Canon 15 : Les évêques, prêtres et diacres ne doivent pas passer d’une église à une autre.

Canon 16 : Tous les clercs sont interdits de quitter leur église. Interdiction formelle pour les évêques d’ordonner pour leur diocèse un clerc appartenant à un autre diocèse.

Canon 17 : Il est interdit aux clercs de prêter à intérêt.

Canon 18 : rappelle aux diacres leur position subordonnée par rapport aux prêtres.

Canon 19 : Règles à observer concernant les partisans de Paul de Samosate qui souhaitaient revenir à l’Église.

Canon 20 : Les dimanches et pendant la saison pascale, les prières doivent être dites debout.

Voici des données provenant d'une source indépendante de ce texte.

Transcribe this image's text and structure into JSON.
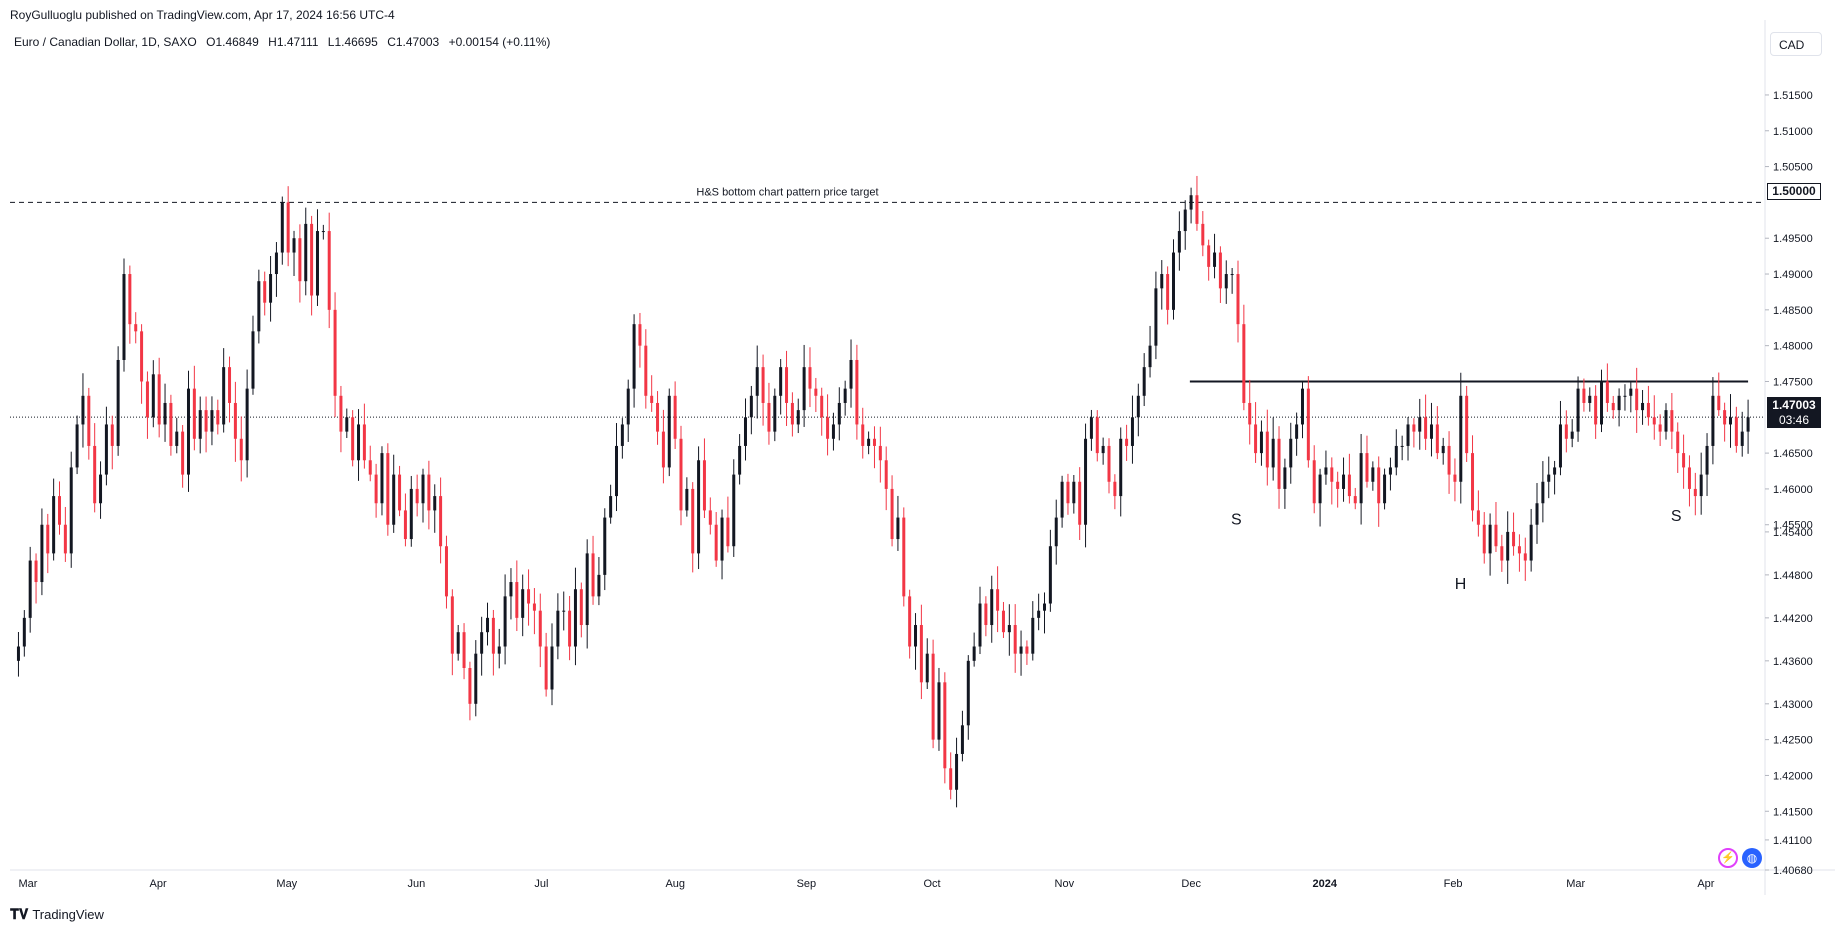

Les affaires du Concile étant terminées, Constantin célébra le vingtième anniversaire de son accession à l’empire et invita les évêques à un somptueux repas, à l’issue duquel chacun d’eux reçut de riches présents. Plusieurs jours plus tard, l’empereur ordonna qu’une session finale soit tenue, à laquelle il assista pour exhorter les évêques à travailler à la maintien de la paix; il se recommanda à leurs prières et autorisa les pères à retourner dans leurs diocèses. Le plus grand nombre se hâta de profiter de cela et de porter les résolutions du concile à la connaissance de leurs provinces.